We use RightSignature for executing contracts. The interface is very simple, and the signatures are great. If clients are puzzled and ask for the contract the old-fashioned way, we use UnityFax. The service gives us our own SF-area fax number, and we send and receive faxes through email. It is so damn cheap ($1.99/mo) and works fine. You have probably never heard of them, because they suck at branding and SEO.
For our phone, we use GrassHopper. Our number is 855-ALL-DATA. Because we don’t just work on big data, sometimes our clients have small data. We care about all data. We only discriminate between data when modeling conditional distributions.
We use Google Docs a lot for sharing and collaboration, and evolving documentation that clients might want to edit. We bill for projects, not time, so we don’t track billable hours. We use Indinero to trap all financial activity, which makes it easier to determine deductibles during tax season. For IM, we use gchat, but are migrating to Pidgin with the OTR plugin.
What business software do you most wish existed?
We don’t tweet, because a lot of the twitter stream is noise. Hence, it takes too long to consume tweets that we care about. However, we would like to use twitter to increase our brand recognition, engage potential collaborators and clients, demonstrate expertise, and establish our company as a thought-leader. Something that filtered the twitter stream so we could only see relevant tweets is something we would pay for.

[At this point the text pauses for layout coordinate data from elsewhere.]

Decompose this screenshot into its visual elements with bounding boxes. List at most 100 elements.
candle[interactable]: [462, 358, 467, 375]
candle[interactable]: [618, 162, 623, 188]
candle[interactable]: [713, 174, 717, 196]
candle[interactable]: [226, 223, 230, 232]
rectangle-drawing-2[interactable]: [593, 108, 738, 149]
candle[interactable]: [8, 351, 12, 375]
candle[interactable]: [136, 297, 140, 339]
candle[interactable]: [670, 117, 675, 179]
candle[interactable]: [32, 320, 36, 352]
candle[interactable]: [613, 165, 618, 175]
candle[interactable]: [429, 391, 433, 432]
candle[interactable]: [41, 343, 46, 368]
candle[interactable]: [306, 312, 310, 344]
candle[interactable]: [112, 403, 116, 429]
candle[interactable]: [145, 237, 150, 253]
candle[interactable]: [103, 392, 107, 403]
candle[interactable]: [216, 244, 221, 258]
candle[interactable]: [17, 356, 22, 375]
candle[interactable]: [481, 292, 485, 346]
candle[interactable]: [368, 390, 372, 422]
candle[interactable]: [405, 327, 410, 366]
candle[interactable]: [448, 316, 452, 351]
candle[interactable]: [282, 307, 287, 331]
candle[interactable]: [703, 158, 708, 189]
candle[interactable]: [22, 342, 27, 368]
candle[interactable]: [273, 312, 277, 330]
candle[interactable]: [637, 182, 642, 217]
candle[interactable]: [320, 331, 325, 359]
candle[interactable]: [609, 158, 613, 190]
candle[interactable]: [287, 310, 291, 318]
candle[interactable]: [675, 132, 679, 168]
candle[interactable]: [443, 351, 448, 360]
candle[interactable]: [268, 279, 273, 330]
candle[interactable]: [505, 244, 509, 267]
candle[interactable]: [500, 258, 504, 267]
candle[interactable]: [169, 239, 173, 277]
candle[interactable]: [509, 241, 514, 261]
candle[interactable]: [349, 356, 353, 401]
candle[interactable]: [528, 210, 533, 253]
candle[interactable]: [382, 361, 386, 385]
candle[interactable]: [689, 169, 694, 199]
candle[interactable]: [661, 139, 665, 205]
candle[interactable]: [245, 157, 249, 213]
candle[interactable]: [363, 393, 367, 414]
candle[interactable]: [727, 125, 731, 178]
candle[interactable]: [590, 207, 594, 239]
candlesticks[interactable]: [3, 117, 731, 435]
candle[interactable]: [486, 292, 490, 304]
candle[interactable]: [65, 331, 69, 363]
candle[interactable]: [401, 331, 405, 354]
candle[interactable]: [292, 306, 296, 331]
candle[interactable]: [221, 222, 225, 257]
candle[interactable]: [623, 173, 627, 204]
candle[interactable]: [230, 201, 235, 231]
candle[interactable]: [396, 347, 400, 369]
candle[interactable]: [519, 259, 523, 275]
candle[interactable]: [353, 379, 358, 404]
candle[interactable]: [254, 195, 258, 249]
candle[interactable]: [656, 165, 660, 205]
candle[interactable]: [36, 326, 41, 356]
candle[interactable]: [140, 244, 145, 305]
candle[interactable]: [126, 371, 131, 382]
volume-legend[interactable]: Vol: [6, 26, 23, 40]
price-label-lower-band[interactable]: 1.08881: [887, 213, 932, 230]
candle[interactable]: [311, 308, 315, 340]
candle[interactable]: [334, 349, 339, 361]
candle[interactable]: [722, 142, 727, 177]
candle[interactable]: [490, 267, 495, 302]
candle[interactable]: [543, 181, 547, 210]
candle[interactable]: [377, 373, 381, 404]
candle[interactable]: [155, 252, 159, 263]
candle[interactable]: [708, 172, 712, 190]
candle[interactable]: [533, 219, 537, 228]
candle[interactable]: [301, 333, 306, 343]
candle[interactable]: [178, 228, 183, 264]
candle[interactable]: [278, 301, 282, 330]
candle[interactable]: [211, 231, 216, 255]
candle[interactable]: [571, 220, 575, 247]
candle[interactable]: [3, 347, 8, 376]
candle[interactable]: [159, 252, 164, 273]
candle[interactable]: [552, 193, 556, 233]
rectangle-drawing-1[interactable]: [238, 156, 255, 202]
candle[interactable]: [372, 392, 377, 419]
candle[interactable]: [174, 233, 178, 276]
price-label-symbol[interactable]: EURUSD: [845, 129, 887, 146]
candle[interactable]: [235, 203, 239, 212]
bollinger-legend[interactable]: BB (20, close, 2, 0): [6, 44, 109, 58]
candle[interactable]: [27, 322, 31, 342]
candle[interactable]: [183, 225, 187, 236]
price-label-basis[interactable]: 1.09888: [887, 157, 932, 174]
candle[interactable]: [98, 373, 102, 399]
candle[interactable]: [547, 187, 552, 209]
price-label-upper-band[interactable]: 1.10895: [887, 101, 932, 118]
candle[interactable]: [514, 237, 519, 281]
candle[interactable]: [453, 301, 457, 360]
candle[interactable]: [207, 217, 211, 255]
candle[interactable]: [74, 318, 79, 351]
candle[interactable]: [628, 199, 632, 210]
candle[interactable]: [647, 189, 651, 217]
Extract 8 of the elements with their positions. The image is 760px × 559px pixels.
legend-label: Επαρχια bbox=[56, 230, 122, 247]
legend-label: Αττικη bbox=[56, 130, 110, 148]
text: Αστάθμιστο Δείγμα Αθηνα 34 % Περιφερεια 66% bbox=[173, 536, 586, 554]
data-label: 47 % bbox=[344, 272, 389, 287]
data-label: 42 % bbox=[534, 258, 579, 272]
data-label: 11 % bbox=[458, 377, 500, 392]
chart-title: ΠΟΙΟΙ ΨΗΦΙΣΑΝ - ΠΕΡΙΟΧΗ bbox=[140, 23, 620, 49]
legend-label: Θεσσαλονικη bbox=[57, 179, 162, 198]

We would like more sophisticated tools for doing crowd-programming. CrowdFlower is only good for one-shot tasks, not complicated pipelines. The TurKit library is promising, but I’d prefer something with more features like CrowdFlower, so that we would not have to build everything ourselves. CrowdControl is a new entrant into the space which appears to solve the problem correctly, but they are an enterprise solution and charge yearly, so it is not cost-effective for engagements that typically last several months.